India awards prize to Anuradha Koirala, a Nepali fighting women trafficking

by Christopher Sharma

In 1993 she founded Maiti Nepal, an NGO that has saved hundreds of girls from prostitution abroad. Every year, at least 5,000 women end up in India, China, as well as Arab and African countries. The Padma Shri is India’s fourth highest award.

Kathmandu (AsiaNews) – The Indian government has decided to give one of its highest awards to Anuradha Koirala, a Nepali woman who has rescued hundreds of women from prostitution and human trafficking.

Yesterday, India’s Republic Day, the authorities announced the names of the winners of the Padma Shri, the country’s fourth highest civilian award. Anuradha Koirala is first foreigner to receive this honour.

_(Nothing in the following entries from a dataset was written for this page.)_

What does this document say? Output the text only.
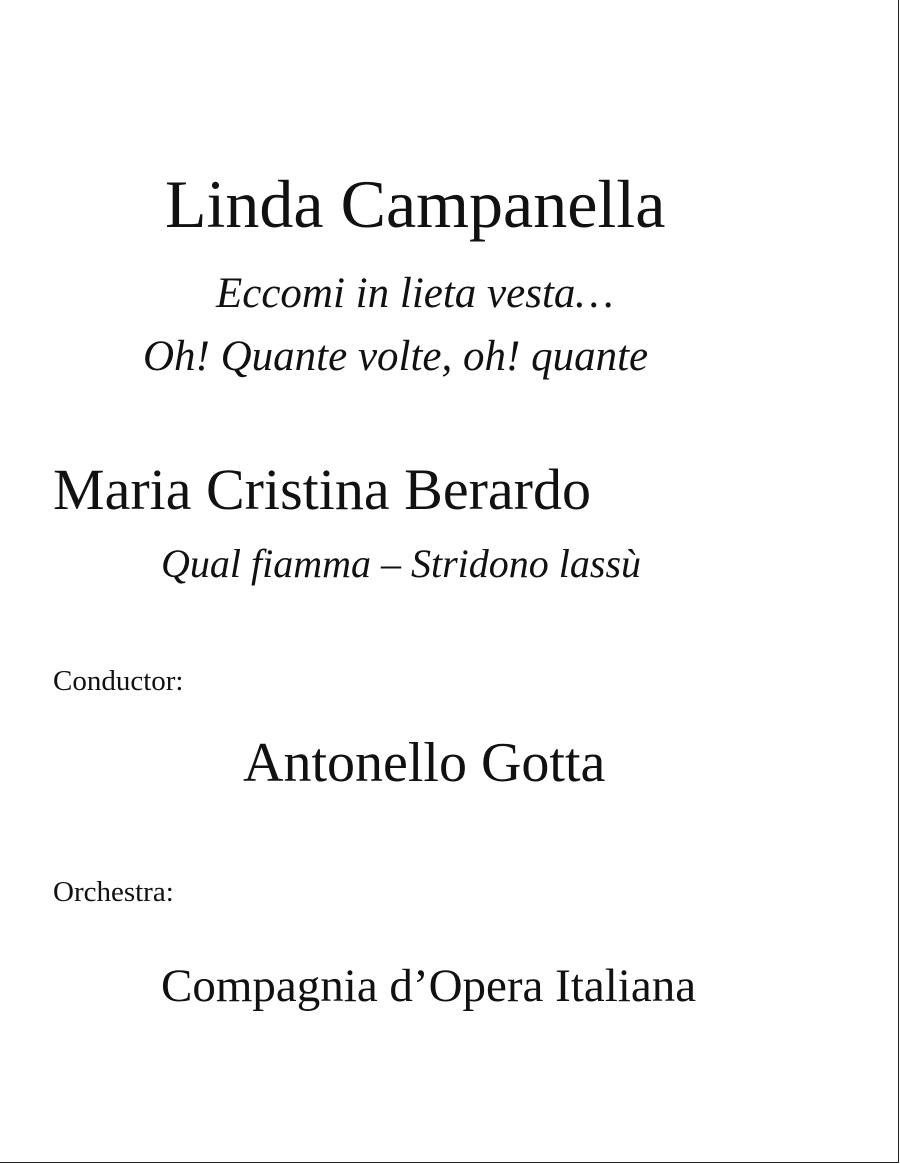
Linda Campanella
Eccomi in lieta vesta…
Oh! Quante volte, oh! quante
Maria Cristina Berardo
Qual fiamma – Stridono lassù
Conductor:
Antonello Gotta
Orchestra:
Compagnia d’Opera Italiana
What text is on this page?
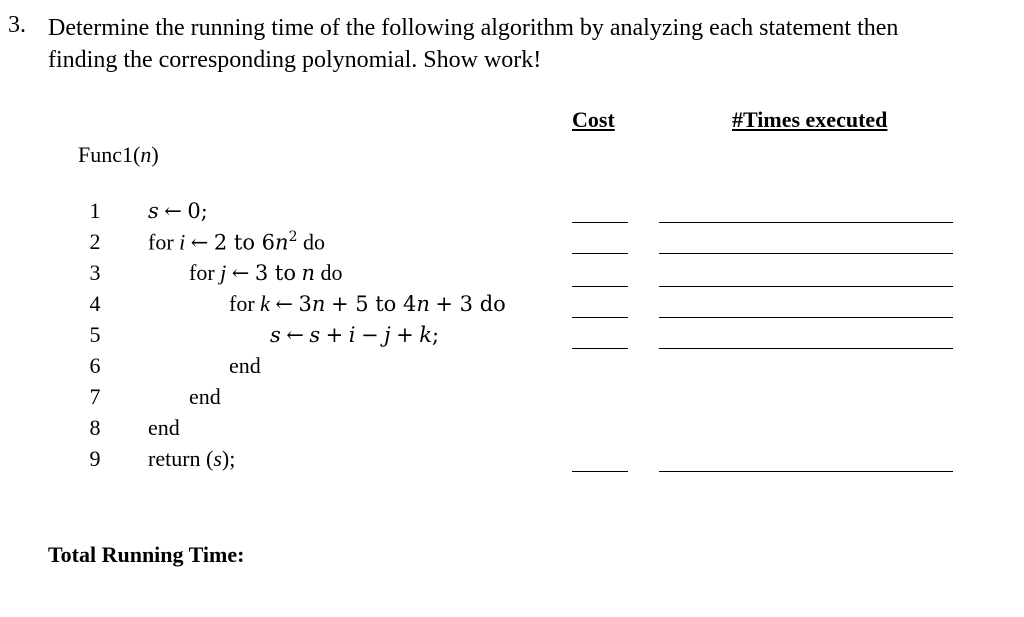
3. Determine the running time of the following algorithm by analyzing each statement then
finding the corresponding polynomial. Show work!
Cost	#Times executed
Func1(n)
1
2
3
4
5
6
7
8
9
s ← 0;
for i ← 2 to $6n^2$ do
for j ← 3 to n do
for k ← 3n + 5 to 4n + 3 do
s ← s + i − j + k;
end
end
end
return (s);
Total Running Time:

Reacting to the news, the activist said, "I'm really happy that the efforts of our organisation have been recognised in India, which is still the largest 'consumer' of women and girls from Nepal."

On its Twitter account, the Indian embassy in Kathmandu reads, “Awarded for her exemplary Social Work, Dijju Anuradha Koirala is the only foreigner to be bestowed Padma Shri Award 2017.

In 1993, she founded Maiti Nepal, a non-profit organisation that helps victims sex trafficking. According to the Association, each year at least 5,000 Nepali girls and women are forced into prostitution in India and Arab countries.

"The first destination is India,” Anuradha Koirala explained, “but in recent years there has been an increase towards China, Africa and the Gulf countries."

The reason that makes the prostitution market so flourishing in India "is that there is no need for a visa to cross the border between the two countries. In addition, Nepali girls have the same physical traits as Indian girls so it is difficult to distinguish them."

In recent years, India has also increasingly become a transit point for young people on their way to exploitation in other countries.

"I think,” the activist noted, “it would be much easier to control human trafficking and save the girls if we worked with Indian support."